Since there was no point in wasting time with family history, he cut to the quick of it, saying, “My stepmother murders for profit.” The duke stared at him, clearly stunned speechless, and so Tristan went on, explaining, “She took out insurance policies on my father and both my brothers shortly before they met their ends. I think she killed them in order to collect on the policies.”

The duke swallowed twice before he managed to ask, “Can you prove it?”

“No, Your Grace, I can’t.”

“But you’re convinced she did.”

Tristan nodded and sipped his brandy. “And I’m just as convinced that she’ll try to kill me before I marry so that she doesn’t have to share my personal estate with my wife and any child.”

“Dear God.”

“Yes, well,” Tristan allowed on a sigh. “We’re not called the Lunatic Lockwoods without reason.”

“And you’ve involved Simone in this mess.”

A statement. Unflattering and, despite the complex reasoning and groundless hopes that had brought him to this moment, basically true. “Actually, my plan when we left here this evening was to not get caught. If that had gone well, there wouldn’t be a wedding looming on the horizon and she wouldn’t be involved at all. But since we were caught out … I’m fully prepared to do the right thing and marry her. All that I ask is that you give me a bit of time to deal with my stepmother so that Simone isn’t caught in any web she might spin for me.”

“And how long do you think justice might take?”

He could lie. It would be easy to pull a time from thin air and placate the man. “I have no idea, Your Grace.”

“A week?” the duke pressed. “Two? A month?”

“I honestly don’t know, Your Grace.”

The duke stared down at the carpet between his feet for several long moments. Finally, he looked up and asked, “Who outside this family knows what happened tonight?”

“No one.”

“Here’s what we’re going to do, Lockwood. You’re going to stay well away from Simone. You’re going to forget that you know who she is. Is that clear?”

Clear, yes, but not particularly honorable. “I asked for time, Your Grace, not an out.”

The duke shrugged and, knowing that the decision had been made, Tristan took a healthy sip of the brandy, hoping the liquid searing his throat would make everything else pale. Later, he promised himself, he’d drink enough to make everything disappear entirely.
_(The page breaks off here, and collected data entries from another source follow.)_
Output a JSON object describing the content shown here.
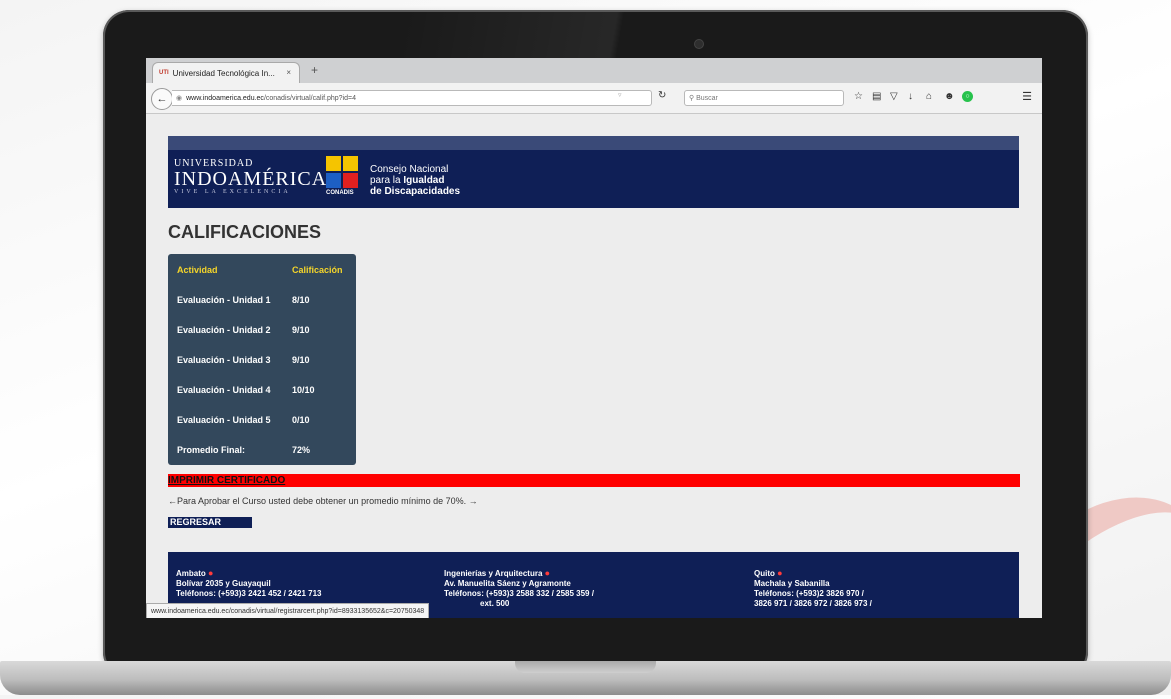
{
  "browser": {
    "tab_title": "Universidad Tecnológica In...",
    "tab_logo": "UTI",
    "tab_close": "×",
    "new_tab": "+",
    "url_domain": "www.indoamerica.edu.ec",
    "url_path": "/conadis/virtual/calif.php?id=4",
    "search_placeholder": "Buscar",
    "status_url": "www.indoamerica.edu.ec/conadis/virtual/registrarcert.php?id=8933135652&c=20750348"
  },
  "banner": {
    "uni_top": "UNIVERSIDAD",
    "uni_main": "INDOAMÉRICA",
    "uni_sub": "VIVE LA EXCELENCIA",
    "conadis_label": "CONADIS",
    "conadis_line1": "Consejo Nacional",
    "conadis_line2_a": "para la ",
    "conadis_line2_b": "Igualdad",
    "conadis_line3": "de Discapacidades"
  },
  "page": {
    "heading": "CALIFICACIONES",
    "col_activity": "Actividad",
    "col_grade": "Calificación",
    "rows": [
      {
        "activity": "Evaluación - Unidad 1",
        "grade": "8/10"
      },
      {
        "activity": "Evaluación - Unidad 2",
        "grade": "9/10"
      },
      {
        "activity": "Evaluación - Unidad 3",
        "grade": "9/10"
      },
      {
        "activity": "Evaluación - Unidad 4",
        "grade": "10/10"
      },
      {
        "activity": "Evaluación - Unidad 5",
        "grade": "0/10"
      },
      {
        "activity": "Promedio Final:",
        "grade": "72%"
      }
    ],
    "print_link": "IMPRIMIR CERTIFICADO",
    "note": "←Para Aprobar el Curso usted debe obtener un promedio mínimo de 70%. →",
    "back_link": "REGRESAR"
  },
  "footer": {
    "ambato_title": "Ambato",
    "ambato_addr": "Bolívar 2035 y Guayaquil",
    "ambato_phone": "Teléfonos: (+593)3 2421 452 / 2421 713",
    "ing_title": "Ingenierías y Arquitectura",
    "ing_addr": "Av. Manuelita Sáenz y Agramonte",
    "ing_phone": "Teléfonos: (+593)3 2588 332 / 2585 359 /",
    "ing_ext": "ext. 500",
    "quito_title": "Quito",
    "quito_addr": "Machala y Sabanilla",
    "quito_phone1": "Teléfonos: (+593)2 3826 970 /",
    "quito_phone2": "3826 971 / 3826 972 / 3826 973 /"
  }
}
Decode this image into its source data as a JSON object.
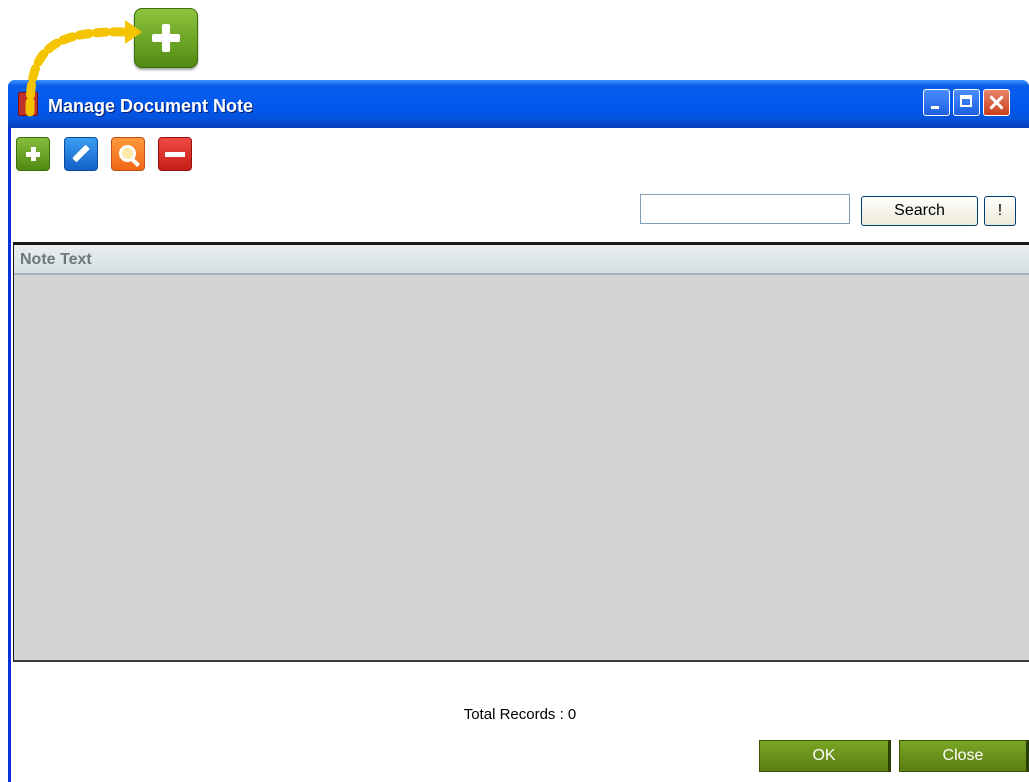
{
  "callout": {
    "icon": "add-icon",
    "color": "#6aa329",
    "arrow_color": "#f5c400"
  },
  "window": {
    "title": "Manage Document Note",
    "titlebar_color": "#0058ee",
    "controls": [
      "minimize",
      "maximize",
      "close"
    ]
  },
  "toolbar": {
    "buttons": [
      {
        "name": "add",
        "icon": "plus-icon",
        "color": "#6aa329"
      },
      {
        "name": "edit",
        "icon": "pencil-icon",
        "color": "#1f7ad8"
      },
      {
        "name": "view",
        "icon": "magnifier-icon",
        "color": "#f47a22"
      },
      {
        "name": "delete",
        "icon": "minus-icon",
        "color": "#d92b25"
      }
    ]
  },
  "search": {
    "value": "",
    "button_label": "Search",
    "clear_label": "!"
  },
  "grid": {
    "columns": [
      "Note Text"
    ],
    "rows": []
  },
  "footer": {
    "total_records": "Total Records : 0",
    "ok_label": "OK",
    "close_label": "Close",
    "button_color": "#6b9216"
  }
}
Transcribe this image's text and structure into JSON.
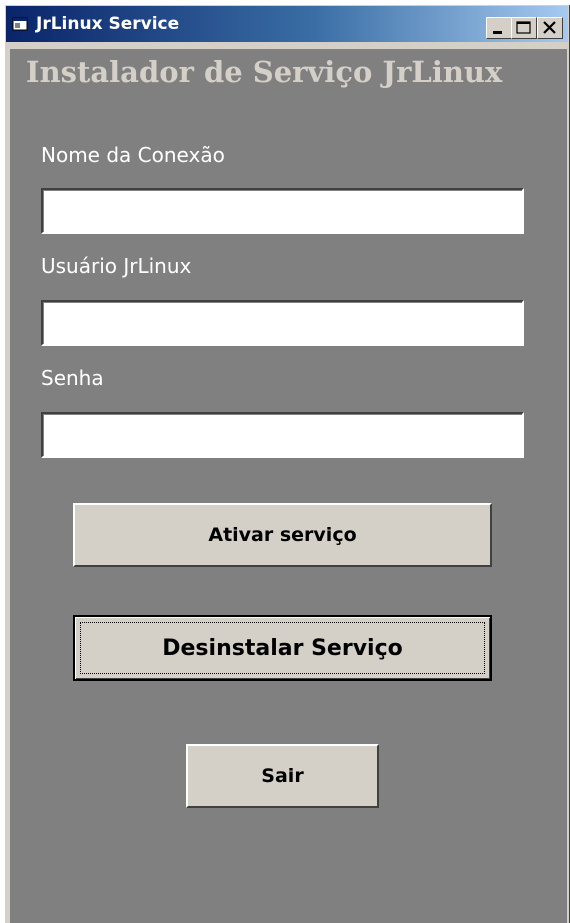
{
  "window": {
    "title": "JrLinux Service",
    "titlebar_colors": [
      "#0a246a",
      "#a6caf0"
    ]
  },
  "form": {
    "heading": "Instalador de Serviço JrLinux",
    "connection_name_label": "Nome da Conexão",
    "connection_name_value": "",
    "user_label": "Usuário JrLinux",
    "user_value": "",
    "password_label": "Senha",
    "password_value": ""
  },
  "buttons": {
    "activate_label": "Ativar serviço",
    "uninstall_label": "Desinstalar Serviço",
    "exit_label": "Sair"
  },
  "colors": {
    "client_background": "#808080",
    "heading_color": "#d4d0c8",
    "label_color": "#ffffff",
    "button_face": "#d4d0c8"
  },
  "icons": [
    "app-icon",
    "minimize-icon",
    "maximize-icon",
    "close-icon"
  ]
}
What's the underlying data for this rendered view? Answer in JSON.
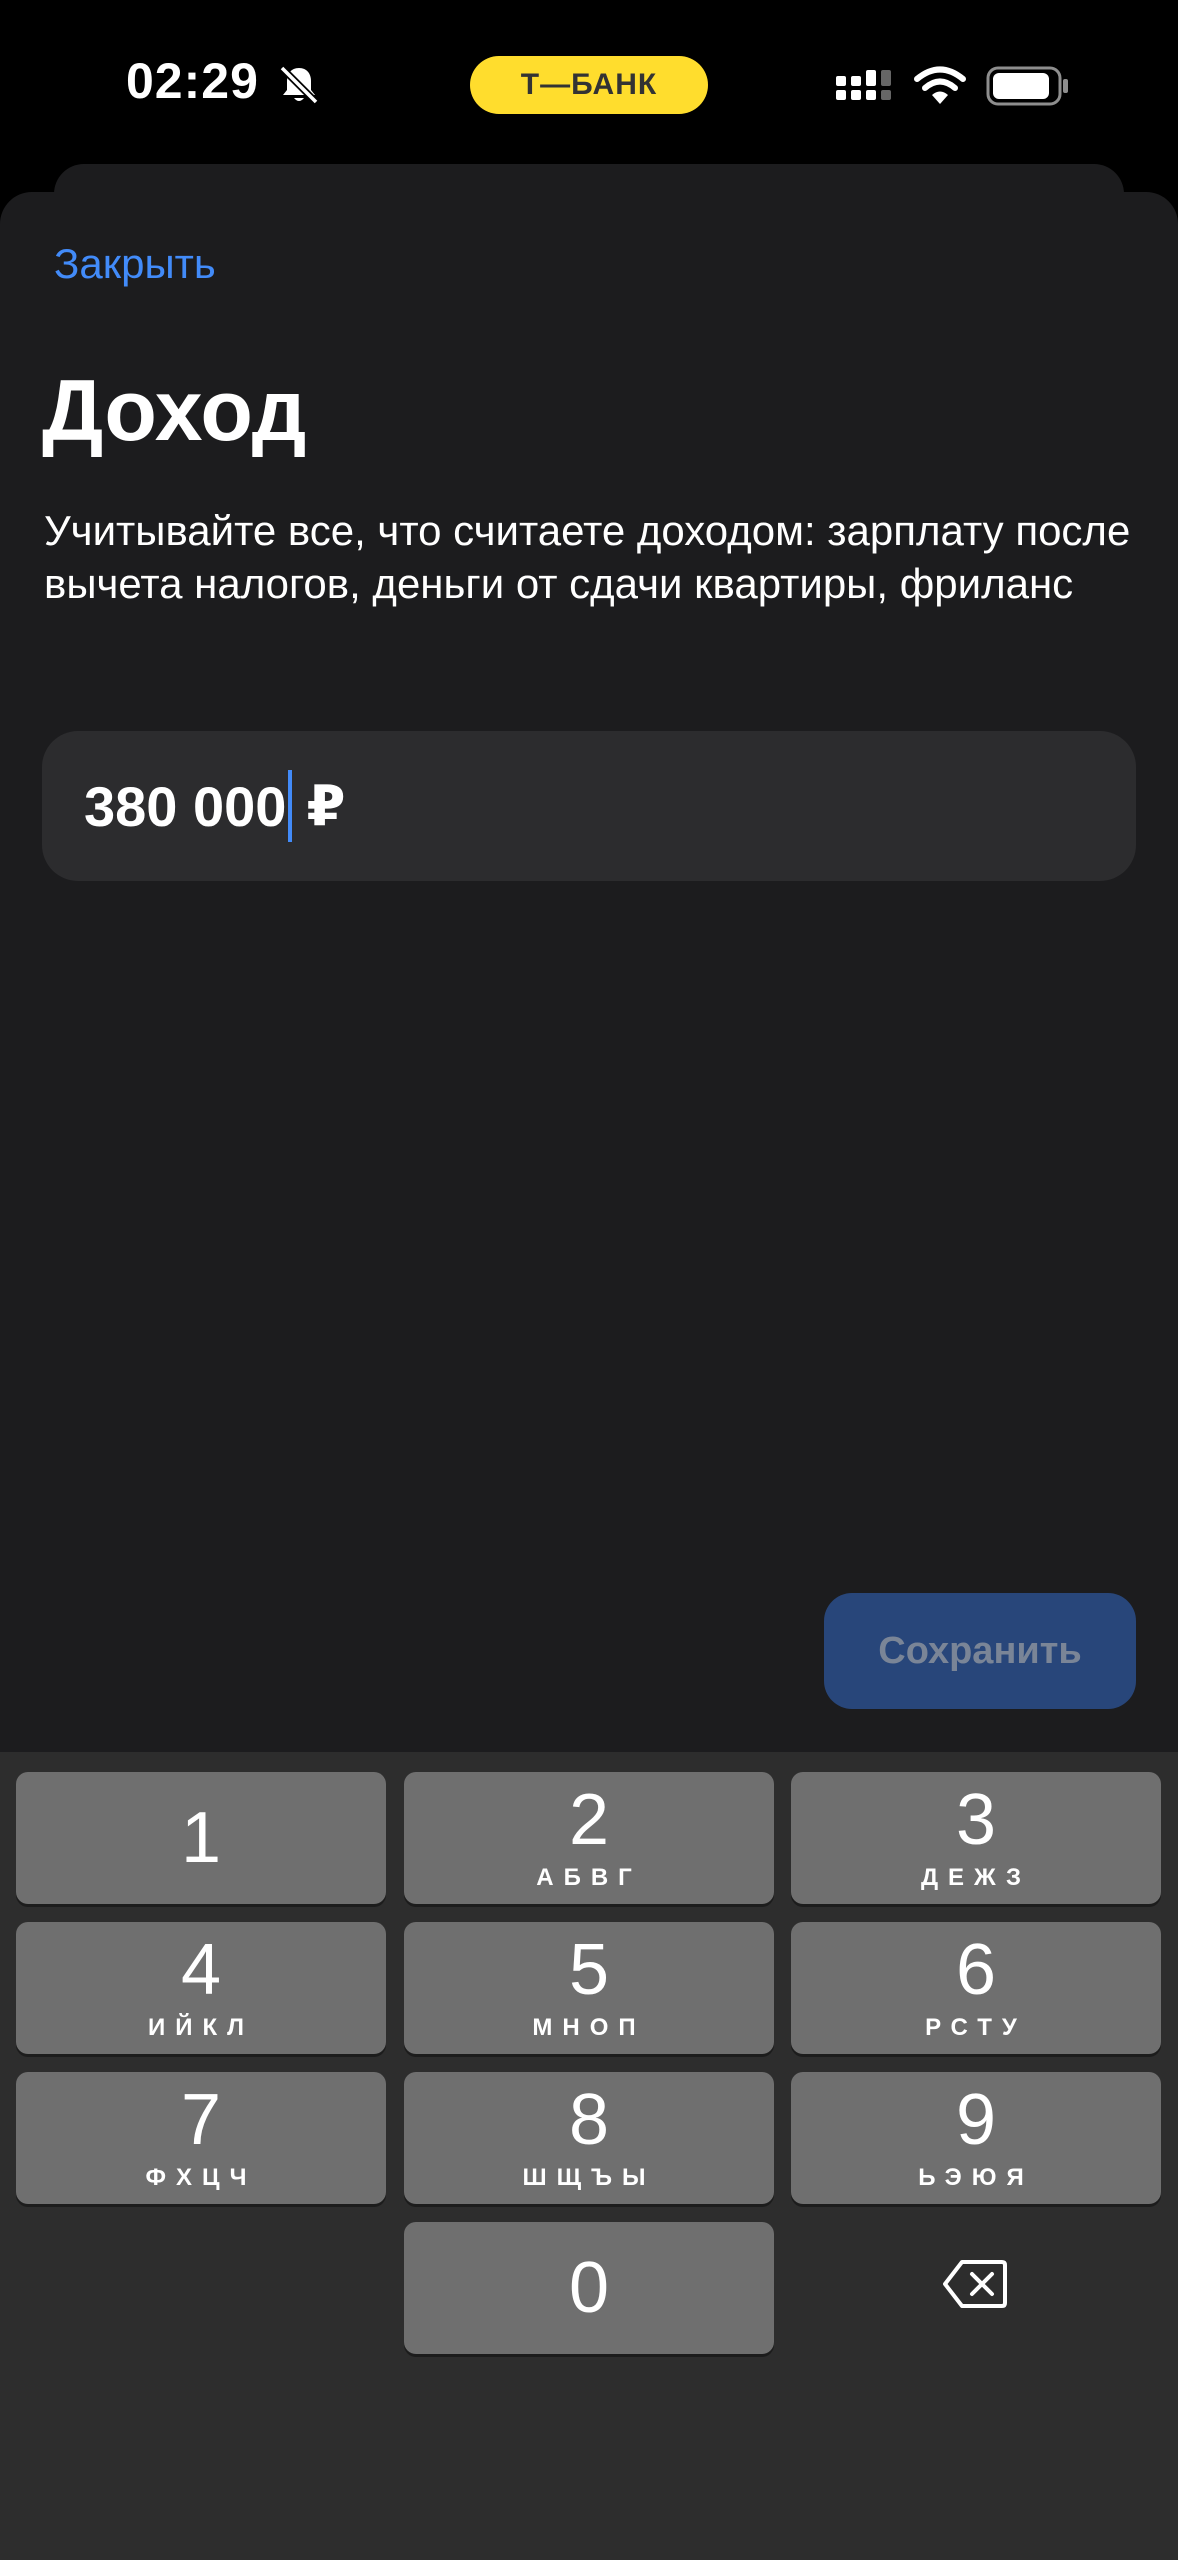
{
  "status_bar": {
    "time": "02:29",
    "pill_label": "Т—БАНК",
    "pill_color": "#ffdd2d",
    "icons": [
      "bell-muted-icon",
      "cellular-signal-icon",
      "wifi-icon",
      "battery-icon"
    ]
  },
  "header": {
    "close_label": "Закрыть",
    "title": "Доход"
  },
  "description": "Учитывайте все, что считаете доходом: зарплату после вычета налогов, деньги от сдачи квартиры, фриланс",
  "amount_input": {
    "value": "380 000",
    "currency": "₽"
  },
  "save_label": "Сохранить",
  "keypad": {
    "keys": [
      {
        "digit": "1",
        "letters": ""
      },
      {
        "digit": "2",
        "letters": "АБВГ"
      },
      {
        "digit": "3",
        "letters": "ДЕЖЗ"
      },
      {
        "digit": "4",
        "letters": "ИЙКЛ"
      },
      {
        "digit": "5",
        "letters": "МНОП"
      },
      {
        "digit": "6",
        "letters": "РСТУ"
      },
      {
        "digit": "7",
        "letters": "ФХЦЧ"
      },
      {
        "digit": "8",
        "letters": "ШЩЪЫ"
      },
      {
        "digit": "9",
        "letters": "ЬЭЮЯ"
      },
      {
        "digit": "0",
        "letters": ""
      }
    ],
    "backspace_icon": "backspace-icon"
  },
  "colors": {
    "accent": "#428bf9",
    "background": "#1c1c1e",
    "field": "#2c2c2e",
    "save_button": "#28467a"
  }
}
The duke drained his snifter and set it down on his desk. “Now that we’re concluded…,” he said, moving toward the door. “If you’ll excuse me, I’m going to go hold my wife and son.”

Tristan stepped aside, offering as the other passed, “Congratulations on his birth, Your Grace.”

The duke paused in the foyer and looked over his shoulder. “Do you have any children, Lockwood?”

“Not that I’m aware of. I’ve taken every precaution to see that I don’t.”

“That’s good to know. Do you want children?”

“Not at the moment.”

“Eventually?”

Tristan summoned a smile of sorts. “When my stepmother’s no longer a threat. I do have an obligation to produce an heir to the title.”

The duke snorted. “You have no idea what obligations are until you have a child.” With that pronouncement, he resumed his course, saying, “I trust that you can see yourself out once you’ve finished your brandy.”

“Good night, Your Grace.”

“It’s morning,” the man called back from the foot of the stairway.

Tristan looked down at the dark liquid in his glass, feeling an odd sort of numbness. Not that it affected his brain at all. No, that part of him was whipping right along, congratulating him on how well he’d handled the situation, how honorably—albeit belatedly—he’d conducted himself. Ending the affair with Simone was the right thing to do. For every single reason.

But knowing all that … Well, numb wasn’t all that bad. At least he wasn’t angry at the moment. And the sense of melancholy wasn’t welling up anymore. He drained his glass and carried it over to the desk. He had brandy at the town house, brandy every bit as good as the duke’s. And he had enough of it that he could turn agreeably numb into wonderfully oblivious within the hour. Which sounded like a damn fine idea to him.